McKenry played in 58 games for Colorado in 2015, slashing .205/.329/.402 with four home runs and 17 RBI. On October 14, 2024, McKenry was removed from the 40–man roster and sent outright to the Triple–A Albuquerque Isotopes; he subsequently rejected the assignment and elected free agency.

===Texas Rangers===
On December 30, 2015, McKenry signed a minor league contract with the Texas Rangers. He played in 13 games for the Triple–A Round Rock Express, slashing .220/.389/.342 with no home runs and nine RBI. On May 14, 2016, McKenry opted out of his contract and became a free agent.

===St. Louis Cardinals===
On May 27, 2016, McKenry signed a minor league contract with the St. Louis Cardinals. On July 7, the Cardinals selected McKenry's contract, adding him to their active roster. He logged two plate appearances for St. Louis before he was designated for assignment on July 19. He elected free agency on July 22.

===Atlanta Braves===
On July 22, 2016, McKenry signed a minor league contract with the Atlanta Braves. In 14 games for the Triple–A Gwinnett Braves, he batted .267/.365/.378 with one home run and three RBI.

===Milwaukee Brewers===
On August 15, 2016, McKenry was traded to the Milwaukee Brewers in exchange for an unknown return. In 14 games for the Triple–A Colorado Springs SkySox, he batted .250/.500/.406 with one home run and six RBI. McKenry elected free agency following the season on November 7.

===Tampa Bay Rays===
On December 16, 2016, McKenry signed a minor league contract with the Tampa Bay Rays. He spent the 2017 season with the Triple–A Durham Bulls, playing in 74 games and hitting .209/.338/.324 with 4 home runs and 25 RBI. McKenry elected free agency following the season on November 6.

==Post-playing career==
On February 2, 2018, McKenry announced his retirement to join MTSU as the director of player development.
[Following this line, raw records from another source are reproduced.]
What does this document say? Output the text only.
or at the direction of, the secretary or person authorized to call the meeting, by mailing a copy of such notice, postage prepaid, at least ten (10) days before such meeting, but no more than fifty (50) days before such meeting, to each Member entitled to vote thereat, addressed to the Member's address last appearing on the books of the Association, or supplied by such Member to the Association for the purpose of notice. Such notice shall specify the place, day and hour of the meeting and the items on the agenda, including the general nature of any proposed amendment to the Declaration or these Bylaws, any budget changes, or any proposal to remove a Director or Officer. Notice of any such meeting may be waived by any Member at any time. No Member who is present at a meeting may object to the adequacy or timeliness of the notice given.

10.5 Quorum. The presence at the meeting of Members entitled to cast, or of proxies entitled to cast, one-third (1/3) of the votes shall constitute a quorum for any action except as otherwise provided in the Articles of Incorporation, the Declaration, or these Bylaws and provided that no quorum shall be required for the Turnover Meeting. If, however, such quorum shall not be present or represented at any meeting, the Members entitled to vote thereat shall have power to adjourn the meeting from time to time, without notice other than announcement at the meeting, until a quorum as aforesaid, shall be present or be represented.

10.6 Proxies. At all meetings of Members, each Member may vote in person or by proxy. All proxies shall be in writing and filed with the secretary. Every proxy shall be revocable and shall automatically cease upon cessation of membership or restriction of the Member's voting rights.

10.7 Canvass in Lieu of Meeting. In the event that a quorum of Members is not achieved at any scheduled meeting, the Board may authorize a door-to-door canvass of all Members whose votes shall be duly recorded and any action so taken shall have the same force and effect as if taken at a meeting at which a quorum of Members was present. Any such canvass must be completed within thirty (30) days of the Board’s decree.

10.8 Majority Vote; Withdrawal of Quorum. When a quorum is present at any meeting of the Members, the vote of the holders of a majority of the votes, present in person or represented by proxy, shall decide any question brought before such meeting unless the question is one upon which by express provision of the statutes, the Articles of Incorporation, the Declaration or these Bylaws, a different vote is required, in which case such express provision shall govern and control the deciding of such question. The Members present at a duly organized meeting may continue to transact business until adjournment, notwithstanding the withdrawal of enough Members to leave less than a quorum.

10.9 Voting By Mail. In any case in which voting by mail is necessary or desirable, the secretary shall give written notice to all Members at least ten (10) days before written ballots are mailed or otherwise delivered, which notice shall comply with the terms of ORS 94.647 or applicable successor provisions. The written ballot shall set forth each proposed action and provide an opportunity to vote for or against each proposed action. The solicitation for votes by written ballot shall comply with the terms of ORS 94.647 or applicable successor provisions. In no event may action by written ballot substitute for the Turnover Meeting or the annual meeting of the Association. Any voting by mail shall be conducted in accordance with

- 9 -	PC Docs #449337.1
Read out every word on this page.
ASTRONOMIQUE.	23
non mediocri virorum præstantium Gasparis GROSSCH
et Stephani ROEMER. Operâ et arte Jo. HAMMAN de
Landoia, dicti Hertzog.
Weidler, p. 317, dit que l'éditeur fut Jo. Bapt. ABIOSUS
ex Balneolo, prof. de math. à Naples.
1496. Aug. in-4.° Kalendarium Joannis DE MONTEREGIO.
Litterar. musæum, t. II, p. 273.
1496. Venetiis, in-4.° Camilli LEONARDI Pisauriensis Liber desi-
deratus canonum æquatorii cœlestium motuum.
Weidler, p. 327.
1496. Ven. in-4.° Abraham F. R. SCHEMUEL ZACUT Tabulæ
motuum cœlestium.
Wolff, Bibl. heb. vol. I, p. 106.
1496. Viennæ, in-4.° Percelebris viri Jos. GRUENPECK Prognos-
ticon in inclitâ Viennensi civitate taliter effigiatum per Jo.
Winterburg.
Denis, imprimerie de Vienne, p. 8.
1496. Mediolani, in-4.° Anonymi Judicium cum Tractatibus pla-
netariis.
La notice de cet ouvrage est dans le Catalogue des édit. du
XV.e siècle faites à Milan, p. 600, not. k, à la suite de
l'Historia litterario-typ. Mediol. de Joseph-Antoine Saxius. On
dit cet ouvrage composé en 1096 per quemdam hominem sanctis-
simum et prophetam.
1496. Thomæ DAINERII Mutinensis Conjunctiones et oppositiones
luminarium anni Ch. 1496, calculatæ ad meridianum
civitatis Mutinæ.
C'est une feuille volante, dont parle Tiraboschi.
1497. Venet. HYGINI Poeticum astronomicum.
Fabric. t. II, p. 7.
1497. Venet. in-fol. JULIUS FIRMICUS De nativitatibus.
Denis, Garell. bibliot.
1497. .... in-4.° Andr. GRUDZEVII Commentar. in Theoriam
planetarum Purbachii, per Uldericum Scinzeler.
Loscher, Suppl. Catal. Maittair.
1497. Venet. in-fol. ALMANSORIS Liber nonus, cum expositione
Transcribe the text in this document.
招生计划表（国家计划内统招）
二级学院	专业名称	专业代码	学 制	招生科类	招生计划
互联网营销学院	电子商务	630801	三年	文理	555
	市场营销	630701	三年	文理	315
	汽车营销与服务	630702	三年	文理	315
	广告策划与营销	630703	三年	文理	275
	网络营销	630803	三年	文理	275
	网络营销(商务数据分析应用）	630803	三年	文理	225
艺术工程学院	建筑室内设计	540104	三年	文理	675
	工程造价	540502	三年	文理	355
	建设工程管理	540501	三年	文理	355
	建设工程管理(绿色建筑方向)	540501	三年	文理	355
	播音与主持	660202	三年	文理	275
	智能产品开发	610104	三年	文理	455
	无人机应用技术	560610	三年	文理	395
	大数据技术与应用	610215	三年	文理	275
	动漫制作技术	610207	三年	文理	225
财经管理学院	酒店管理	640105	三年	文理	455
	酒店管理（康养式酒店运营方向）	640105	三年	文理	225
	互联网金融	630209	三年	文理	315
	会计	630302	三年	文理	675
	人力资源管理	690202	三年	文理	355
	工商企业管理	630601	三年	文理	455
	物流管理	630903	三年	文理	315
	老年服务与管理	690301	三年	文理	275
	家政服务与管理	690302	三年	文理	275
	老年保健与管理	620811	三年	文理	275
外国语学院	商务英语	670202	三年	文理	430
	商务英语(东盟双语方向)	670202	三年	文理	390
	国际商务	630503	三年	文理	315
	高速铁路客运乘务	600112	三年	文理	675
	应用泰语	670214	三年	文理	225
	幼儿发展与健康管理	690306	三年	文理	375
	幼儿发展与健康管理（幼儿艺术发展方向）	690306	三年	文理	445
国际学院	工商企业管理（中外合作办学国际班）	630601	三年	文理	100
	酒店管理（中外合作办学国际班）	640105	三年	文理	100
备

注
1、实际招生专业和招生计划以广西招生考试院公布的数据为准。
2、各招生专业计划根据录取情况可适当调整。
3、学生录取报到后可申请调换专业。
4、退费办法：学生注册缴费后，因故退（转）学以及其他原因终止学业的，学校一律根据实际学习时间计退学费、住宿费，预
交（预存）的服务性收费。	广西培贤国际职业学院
On February 9, 2018, the Pittsburgh Pirates announced he would serve as a studio analyst on the team's pregame and postgame shows.

==Personal life==
McKenry is the son of Cliff and Shelia McKenry. He married his wife, Jaclyn, in 2008.

In 2025, McKenry filed a lawsuit against a right wing media company, alleging they failed to repay a $15,000 startup loan and significantly misrepresented their online reach. The company described themselves as "an uncensored platform empowering (Second Amendment) creators to thrive without censorship. Cancel-proof and purpose-built, it champions freedom, community and revenue generation, standing against big tech’s attack on the firearm industry.” A review of 65 videos posted on the site revealed the videos had accumulated a total of 103 views.